Dia menceritakan terus, bahwa semenjak bertemu aku dengan keangkuhanku itu, menjadikan dia penasaran dan mulai bersemangat lagi dalam menjalani hidup. ia mengaku memiliki warna lagi. yang selama berbulan-bulan hambar dan monoton tak ada gairah, hanya mabuk, malas-malasan begitu saja alurnya setiap hari.
"Semenjak itu, aku jadi punya kegiatan harian yang menantang, aku buat agenda untuk menyelesaikan misiku, misi untuk mengenalmu lebih jauh" aku tak menyangka saat aku mulai mencoba menatap dia, dia langsung mengerlingkan matanya kepadaku, sehingga membuat aku menundukkan pandanganku lagi. "Aku tahu semua tentangmu Nez, teman-temanmu, aktivitas dan pekerjaanmu, keseharianmu, si pujangga hatimu serta yang berhubungan dengannya, bahkan aku sudah beberapa kali makan di warung Beny" Akunya semakin mengagetkan. Ternyata dia selama ini tidak ada kabar apa-apa, dibalik itu dia menyelidikiku dengan detail sampai partikel yang terkecil. Aku semakin gemetar dibuatnya, dia juga menyelidiki Arman dan yang berkaitan dengannya? apakah dia tahu juga keluarga yang di Yogya? pelarianku dan ...
"Aku melihatmu saat berangkat kerja, bagaimana perbedaan wajahmu yang tanpa make up dandengan make up, aku tahu semuanya, membuat aku semakin mantab memilikimu." dia berbicara sangat percaya diri di depan dua keluarga ini. "Lihatlah Ayah, Putrimu ini luar biasa kesetiaannya, coba kemarikan HP__mu, semua HP yang kau bawa" kenapa ini? dia meminta semua HP__ku? apa yang akan dia lakukan, apa dia akan menelfon seseorang dari kontakku? apa dia ingin menghubungi Arman?. aku makin ketakutan, namun aku tetap menuruti dan merogoh tasku untuk aku sodorkan semua HandPhone yang aku bawa kepadanya. "Lihat! tidak ada di tiga HPnya ini yang menyimpan nomorku, bahkan namaku sukar dia menyebutnya. padahal di HP__ku sudah ada nama dan nomor dia, bahkan sebelum aku ketemu kamu!, ini bukti bahwa Inez ini sangat setia dan aku ingin jadi bagian dari kesetiaannya itu." Tukasnya sambil memencet-mencet nomor di HandPhone ku, sambil menatap Papa Mamanya bergantian dan tersenyum lebar.

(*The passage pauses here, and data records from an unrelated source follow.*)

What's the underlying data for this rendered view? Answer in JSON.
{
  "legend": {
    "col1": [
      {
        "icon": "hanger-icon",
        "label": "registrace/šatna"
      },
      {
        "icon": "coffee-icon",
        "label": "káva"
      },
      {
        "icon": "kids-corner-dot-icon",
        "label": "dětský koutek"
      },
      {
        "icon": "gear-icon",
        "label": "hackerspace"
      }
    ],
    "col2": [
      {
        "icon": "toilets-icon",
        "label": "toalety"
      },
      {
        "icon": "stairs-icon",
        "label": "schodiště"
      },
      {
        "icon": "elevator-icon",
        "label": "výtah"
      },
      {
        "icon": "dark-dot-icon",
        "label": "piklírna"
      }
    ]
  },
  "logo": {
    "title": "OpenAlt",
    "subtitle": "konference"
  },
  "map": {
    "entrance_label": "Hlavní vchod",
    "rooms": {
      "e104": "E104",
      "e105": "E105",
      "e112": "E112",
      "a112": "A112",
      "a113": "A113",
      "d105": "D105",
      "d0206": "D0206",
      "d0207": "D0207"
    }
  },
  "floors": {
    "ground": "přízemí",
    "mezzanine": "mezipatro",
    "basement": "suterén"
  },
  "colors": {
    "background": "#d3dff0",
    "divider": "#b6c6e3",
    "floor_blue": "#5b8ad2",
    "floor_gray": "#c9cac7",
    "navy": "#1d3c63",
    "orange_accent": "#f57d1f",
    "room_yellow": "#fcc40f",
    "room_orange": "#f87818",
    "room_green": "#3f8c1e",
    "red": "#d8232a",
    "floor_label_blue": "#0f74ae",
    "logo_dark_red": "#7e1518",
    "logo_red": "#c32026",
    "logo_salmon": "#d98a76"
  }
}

"Nah sudah, jangan di hapus ya? itu kontakku, simpan baik-baik." pungkasnya sambil mengembalikan Handphone ku.
Setelah aku terima semua HP ku, Ibuku yang dari tadi menjadi pendengar setia sekarang mulai berbicara, "Ayo, kita makan dulu, sudah menanti dari tadi untuk dinikmati bersama, masakan rumahan ala Bu Riyanto.hehee" dan aku sudah merasa enggak nyaman, baik sikonnya, juga keadaan badanku yang dari pagi keluar keringat dan pastinya sudah bau asem. "Saya permisi dulu sebentar, saya akan menyusul nanti, mohon maaf saya gerah karena dari pagi keringatan, saya izin pergi mandi dulu" Pamitku seraya berlalu menuju kamar mandi. ehmmm ... hari yang melelahkan, sekarang aku ada satu beban lagi, sedang apa Arman disana dengan Ayu?, tak ada waktu untuk menanyakannya sementara aku disini menghadapi dia dan keluarganya.

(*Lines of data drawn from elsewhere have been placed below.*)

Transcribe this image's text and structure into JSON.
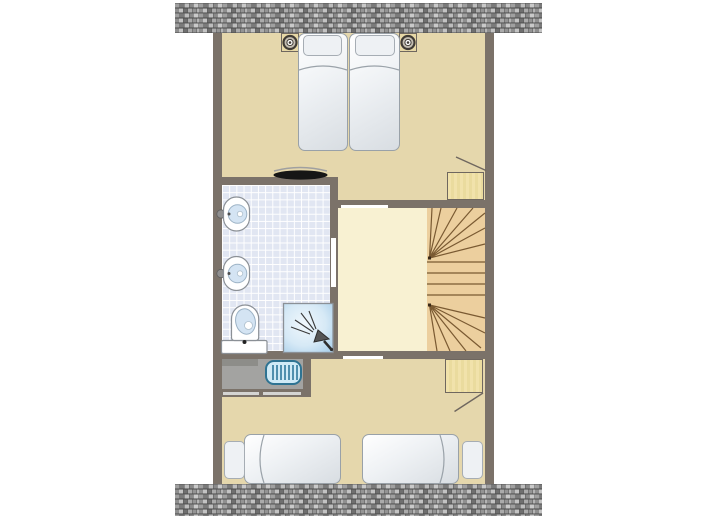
{
  "view": {
    "kind": "floor-plan",
    "visible_text": "none"
  },
  "colors": {
    "background": "#ffffff",
    "wall": "#7b7269",
    "bedroom_floor": "#e5d7ac",
    "hall_floor": "#f8f1d2",
    "bathroom_tile": "#e1e6f2",
    "tile_grid": "#ffffff",
    "closet_floor": "#a3a3a1",
    "shelf": "#8d8d89",
    "stair_wood": "#eccf9e",
    "stair_line": "#7a5a32",
    "wood_block": "#f1e2ab",
    "wood_block_border": "#6f675f",
    "bed_border": "#99a1a8",
    "pillow": "#eef1f4",
    "fixture_outline": "#8b9096",
    "basin_blue": "#d4e4f3",
    "appliance_blue": "#cfeaf6",
    "appliance_border": "#2e7392",
    "door_gap": "#ffffff",
    "louver_door": "#d4d4d2",
    "black_fixture": "#161616",
    "brick_dark": "#4a4a4a",
    "brick_mid": "#8f8f8f",
    "brick_light": "#c9c9c9"
  },
  "plan": {
    "hatch_bands": [
      "roof-hatch-top",
      "roof-hatch-bottom"
    ],
    "rooms": [
      {
        "id": "top-bedroom",
        "type": "bedroom",
        "single_beds": 2,
        "nightstands": 2,
        "lamps": 2,
        "extras": [
          "dark-console",
          "built-in-closet-with-sloped-line"
        ]
      },
      {
        "id": "bathroom",
        "type": "bathroom",
        "washbasins": 2,
        "toilet": 1,
        "shower": 1,
        "door_openings": 1
      },
      {
        "id": "landing",
        "type": "stair-hall",
        "staircase": "winder-staircase",
        "door_openings": 2
      },
      {
        "id": "utility-closet",
        "type": "storage",
        "appliances": 1,
        "shelves": 1,
        "louver_doors": 2
      },
      {
        "id": "bottom-bedroom",
        "type": "bedroom",
        "single_beds": 2,
        "extras": [
          "built-in-closet-with-sloped-line"
        ]
      }
    ]
  }
}
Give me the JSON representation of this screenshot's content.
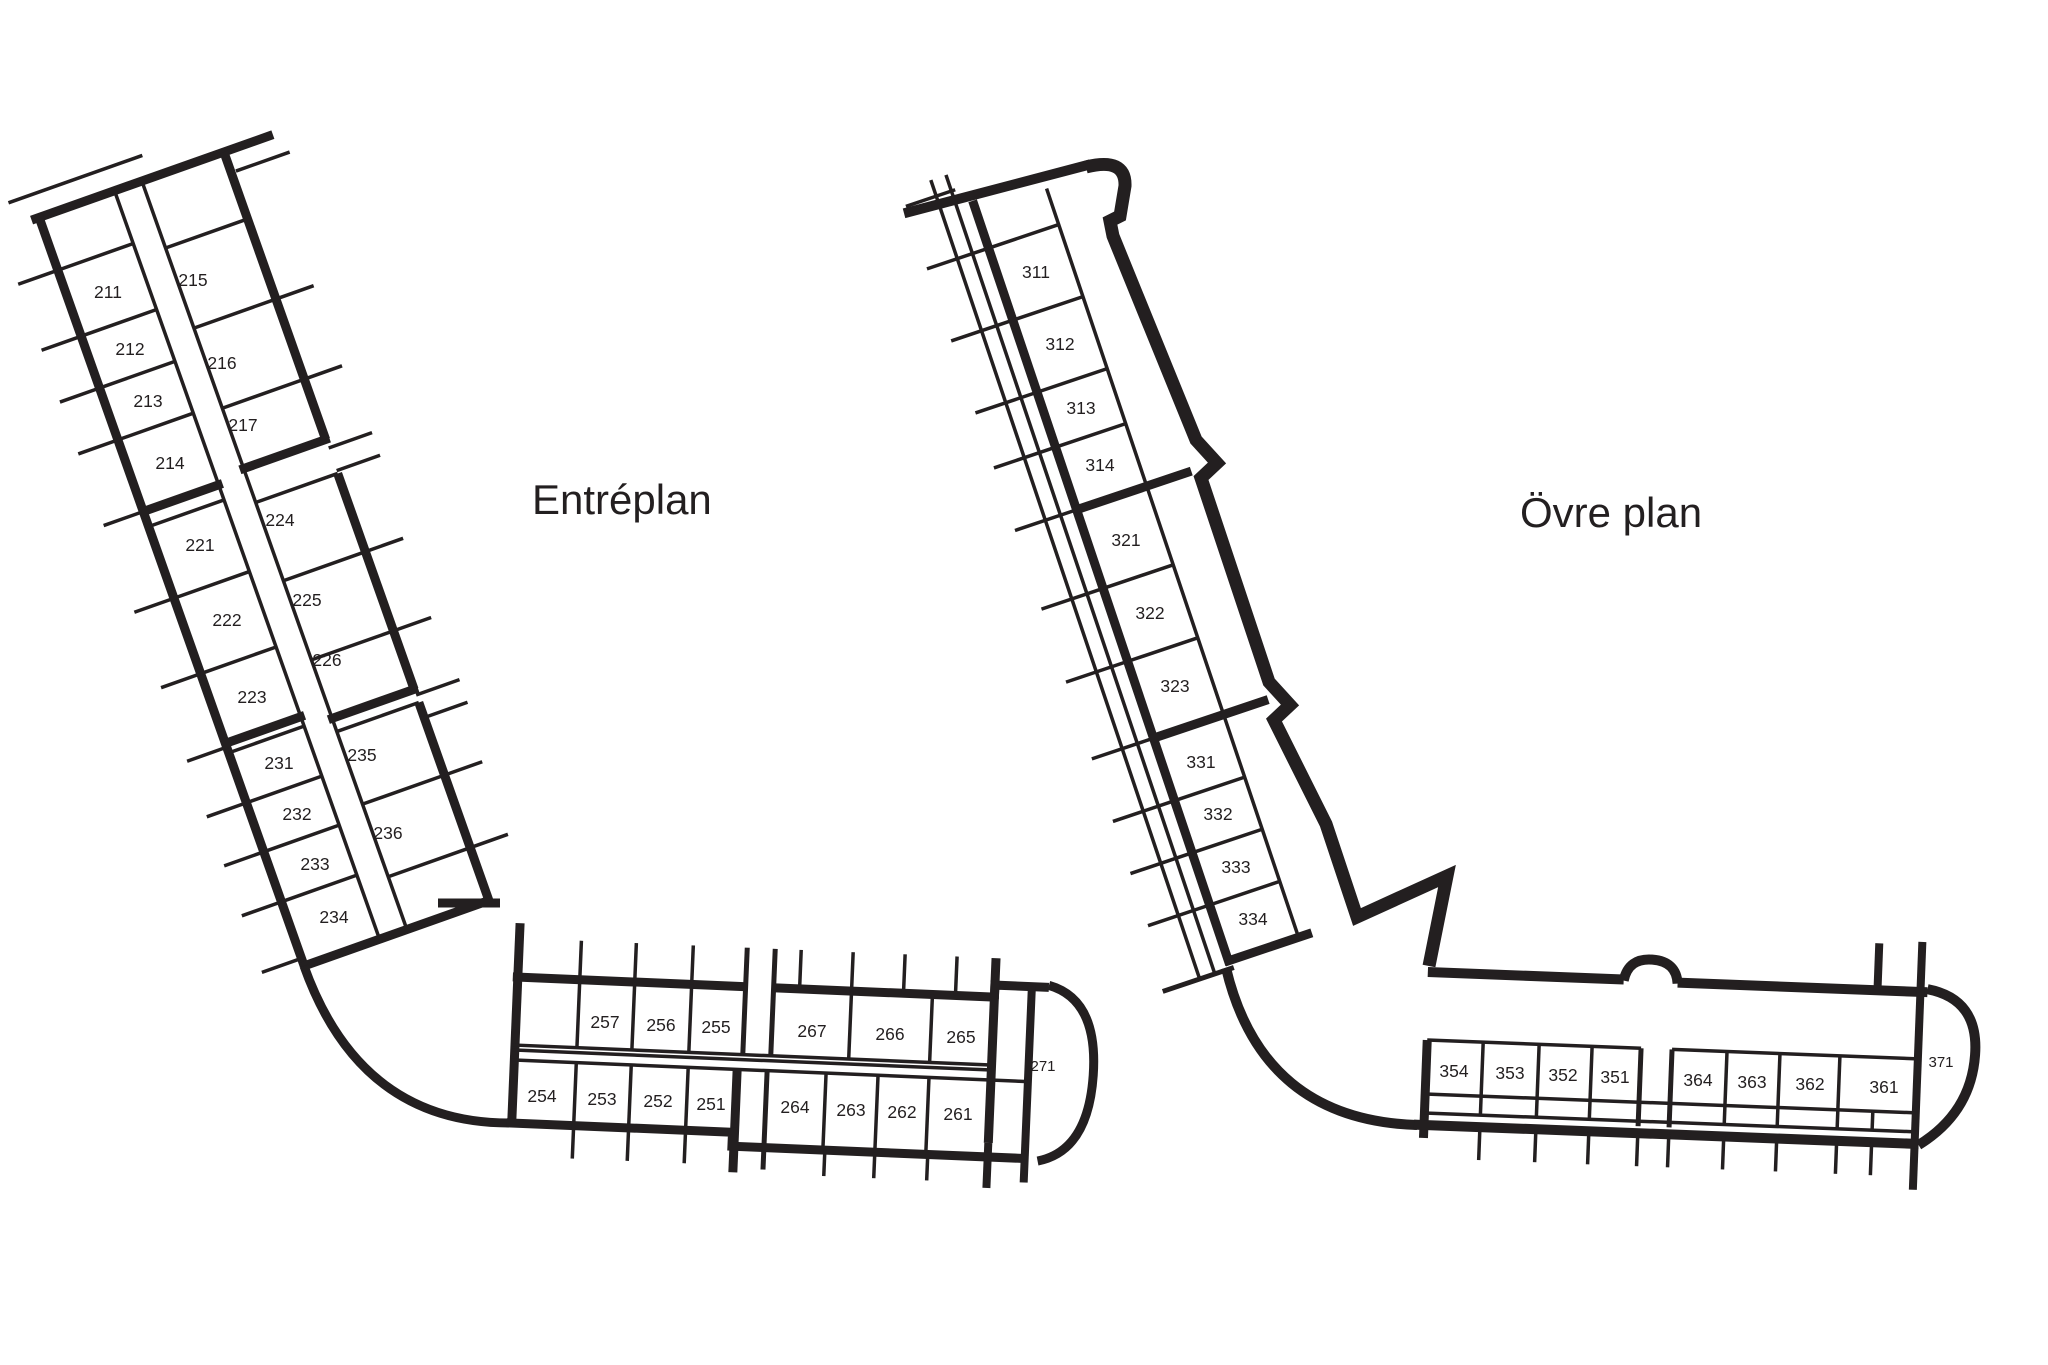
{
  "canvas": {
    "background": "#ffffff",
    "ink": "#231f20"
  },
  "plans": [
    {
      "title": "Entréplan",
      "wing_left_rooms": [
        "211",
        "212",
        "213",
        "214",
        "221",
        "222",
        "223",
        "231",
        "232",
        "233",
        "234"
      ],
      "wing_right_rooms": [
        "215",
        "216",
        "217",
        "224",
        "225",
        "226",
        "235",
        "236"
      ],
      "base_top_rooms": [
        "257",
        "256",
        "255",
        "267",
        "266",
        "265"
      ],
      "base_bottom_rooms": [
        "254",
        "253",
        "252",
        "251",
        "264",
        "263",
        "262",
        "261"
      ],
      "end_room": "271"
    },
    {
      "title": "Övre plan",
      "wing_rooms": [
        "311",
        "312",
        "313",
        "314",
        "321",
        "322",
        "323",
        "331",
        "332",
        "333",
        "334"
      ],
      "base_rooms": [
        "354",
        "353",
        "352",
        "351",
        "364",
        "363",
        "362",
        "361"
      ],
      "end_room": "371"
    }
  ]
}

Ketika aku masuk kamar mandi, aku melihat di sisi ruas kamar mandi porselin ini, ada sekuncup mawar segar, disertai surat kecil, pasti dari Royan, meskipun aku malas sebenarnya, tapi aku tetap ingin tahu apa isinya. Aku buka dengam bimbang,
[Kecantikanmu tak akan luntur meskipun kau mandi atau belum mandi, Aku benar-benar jatuh cinta kepadamu setelah bertemu kala itu, aku berjanji untuk mendapatkan hatimu dan membahagiakanmu menggantikannya].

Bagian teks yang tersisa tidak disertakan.